Five minutes ago, Alan had been standing outside Graham’s secluded cabin, staring at the peeling siding and splintered roof with passive deliberation. In short, Alan had no patience for the old hermit—considered him more a nuisance than anything else, really—and regretted having to speak with him. That Graham Rand was the last person to see Felix Raintree was unfortunate. If he could coax even the slightest suggestion of helpful information from the old recluse, Alan Bannercon could go home a happy man. But he hadn’t counted on it; there’d simply been too many phone calls in the middle of the night, too many occasions where the old fool had seen—allegedly—the apparition of his dead wife floating among the trees of the surrounding forest.

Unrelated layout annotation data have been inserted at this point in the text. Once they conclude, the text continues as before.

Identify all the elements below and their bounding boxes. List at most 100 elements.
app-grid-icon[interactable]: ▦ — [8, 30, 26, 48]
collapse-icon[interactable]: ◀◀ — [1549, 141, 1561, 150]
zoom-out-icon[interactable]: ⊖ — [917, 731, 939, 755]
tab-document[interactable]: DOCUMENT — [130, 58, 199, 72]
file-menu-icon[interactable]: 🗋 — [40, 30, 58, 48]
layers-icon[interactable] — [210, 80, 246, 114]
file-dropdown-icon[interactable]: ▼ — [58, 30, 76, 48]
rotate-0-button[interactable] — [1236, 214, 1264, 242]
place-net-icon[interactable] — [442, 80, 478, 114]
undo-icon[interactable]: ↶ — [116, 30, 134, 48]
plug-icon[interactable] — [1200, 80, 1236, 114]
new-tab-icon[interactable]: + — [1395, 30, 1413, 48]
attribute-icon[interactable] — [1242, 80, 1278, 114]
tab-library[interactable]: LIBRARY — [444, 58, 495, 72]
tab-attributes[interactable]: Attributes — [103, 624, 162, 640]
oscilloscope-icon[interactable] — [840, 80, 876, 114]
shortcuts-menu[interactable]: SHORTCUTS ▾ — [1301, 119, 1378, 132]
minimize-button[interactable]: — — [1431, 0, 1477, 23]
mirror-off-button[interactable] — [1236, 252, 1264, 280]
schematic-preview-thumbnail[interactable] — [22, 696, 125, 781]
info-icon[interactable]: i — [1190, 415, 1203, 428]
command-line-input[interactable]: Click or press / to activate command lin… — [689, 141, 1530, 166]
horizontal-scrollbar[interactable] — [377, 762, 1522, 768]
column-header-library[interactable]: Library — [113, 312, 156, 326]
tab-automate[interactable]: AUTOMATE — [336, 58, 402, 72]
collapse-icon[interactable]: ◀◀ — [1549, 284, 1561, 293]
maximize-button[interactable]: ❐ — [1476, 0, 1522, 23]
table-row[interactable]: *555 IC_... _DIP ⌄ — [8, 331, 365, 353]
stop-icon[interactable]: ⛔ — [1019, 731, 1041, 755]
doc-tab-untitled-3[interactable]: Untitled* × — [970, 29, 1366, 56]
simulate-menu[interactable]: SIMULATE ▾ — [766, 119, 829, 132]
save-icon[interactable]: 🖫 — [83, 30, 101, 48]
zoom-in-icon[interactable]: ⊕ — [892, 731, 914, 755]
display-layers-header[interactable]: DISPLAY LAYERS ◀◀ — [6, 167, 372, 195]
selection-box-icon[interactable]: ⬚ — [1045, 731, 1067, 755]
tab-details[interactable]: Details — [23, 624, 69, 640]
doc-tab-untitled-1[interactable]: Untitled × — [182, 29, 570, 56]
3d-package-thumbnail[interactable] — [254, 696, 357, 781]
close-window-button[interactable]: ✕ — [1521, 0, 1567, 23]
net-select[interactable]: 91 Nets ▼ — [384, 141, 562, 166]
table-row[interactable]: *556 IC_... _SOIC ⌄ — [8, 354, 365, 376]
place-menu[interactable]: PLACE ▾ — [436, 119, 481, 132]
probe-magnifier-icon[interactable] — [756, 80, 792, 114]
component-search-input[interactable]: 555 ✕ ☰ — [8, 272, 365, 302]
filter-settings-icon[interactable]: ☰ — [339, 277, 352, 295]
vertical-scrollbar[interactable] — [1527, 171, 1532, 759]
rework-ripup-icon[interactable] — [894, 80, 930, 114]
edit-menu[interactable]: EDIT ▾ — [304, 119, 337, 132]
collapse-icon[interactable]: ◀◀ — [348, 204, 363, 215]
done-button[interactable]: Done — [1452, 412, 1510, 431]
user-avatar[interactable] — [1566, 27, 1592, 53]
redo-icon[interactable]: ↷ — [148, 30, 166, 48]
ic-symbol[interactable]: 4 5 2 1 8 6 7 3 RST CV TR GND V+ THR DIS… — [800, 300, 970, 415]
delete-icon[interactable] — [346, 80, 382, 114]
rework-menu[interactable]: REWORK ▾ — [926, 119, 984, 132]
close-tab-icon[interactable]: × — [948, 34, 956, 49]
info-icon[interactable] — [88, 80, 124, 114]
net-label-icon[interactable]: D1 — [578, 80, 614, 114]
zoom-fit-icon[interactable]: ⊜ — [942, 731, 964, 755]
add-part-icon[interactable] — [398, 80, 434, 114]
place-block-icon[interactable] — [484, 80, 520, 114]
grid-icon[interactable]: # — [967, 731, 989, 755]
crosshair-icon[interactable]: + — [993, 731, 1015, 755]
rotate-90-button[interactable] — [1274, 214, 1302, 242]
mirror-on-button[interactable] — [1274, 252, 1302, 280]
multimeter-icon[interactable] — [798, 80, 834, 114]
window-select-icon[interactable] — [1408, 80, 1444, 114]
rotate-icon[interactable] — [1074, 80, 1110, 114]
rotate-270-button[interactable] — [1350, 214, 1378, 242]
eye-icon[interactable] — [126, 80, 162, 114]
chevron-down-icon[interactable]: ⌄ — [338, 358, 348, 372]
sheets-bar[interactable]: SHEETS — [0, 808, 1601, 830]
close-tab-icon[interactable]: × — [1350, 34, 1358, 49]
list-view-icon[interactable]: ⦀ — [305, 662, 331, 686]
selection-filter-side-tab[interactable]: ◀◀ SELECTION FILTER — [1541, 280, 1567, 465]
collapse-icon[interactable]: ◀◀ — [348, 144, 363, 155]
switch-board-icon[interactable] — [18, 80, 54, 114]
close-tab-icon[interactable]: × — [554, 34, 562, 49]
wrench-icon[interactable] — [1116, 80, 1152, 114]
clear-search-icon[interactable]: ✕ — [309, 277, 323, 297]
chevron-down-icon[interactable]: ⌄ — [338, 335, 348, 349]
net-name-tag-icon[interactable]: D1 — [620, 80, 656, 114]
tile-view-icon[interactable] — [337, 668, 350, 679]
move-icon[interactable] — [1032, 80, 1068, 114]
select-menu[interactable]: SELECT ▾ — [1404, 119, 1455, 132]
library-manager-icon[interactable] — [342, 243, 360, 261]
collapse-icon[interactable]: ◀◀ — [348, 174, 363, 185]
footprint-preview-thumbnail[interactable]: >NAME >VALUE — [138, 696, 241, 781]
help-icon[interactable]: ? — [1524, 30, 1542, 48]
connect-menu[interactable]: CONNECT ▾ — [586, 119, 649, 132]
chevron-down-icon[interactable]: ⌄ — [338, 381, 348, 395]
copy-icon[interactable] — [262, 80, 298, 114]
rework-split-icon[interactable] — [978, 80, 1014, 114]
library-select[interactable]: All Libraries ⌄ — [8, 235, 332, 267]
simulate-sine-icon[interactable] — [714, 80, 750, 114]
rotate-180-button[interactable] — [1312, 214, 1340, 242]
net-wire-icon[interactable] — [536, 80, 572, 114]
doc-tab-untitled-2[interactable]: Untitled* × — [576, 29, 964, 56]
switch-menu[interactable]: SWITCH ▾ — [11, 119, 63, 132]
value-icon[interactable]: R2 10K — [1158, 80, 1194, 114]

He was a lonely old man that, over time, had managed to trick himself into believing in the purely absurd.
“Mr. Rand, I need to ask you about Detective Raintree.”
Graham swiveled the pan on the burner, skirted to his left to retrieve one final pat of butter, and dropped it into the sizzling grease. He turned around and faced the sheriff, his face looking hollow and malnourished.
“That man is a good man,” Graham said, wagging a tree-branch finger at Alan. “He knows about these woods, I think.”
“You spoke with him two nights ago at the station? He gave you a ride home?”
“It’s considerate.” He said this with an unflinching air of stateliness. “And don’t think I don’t know about some of you boys.”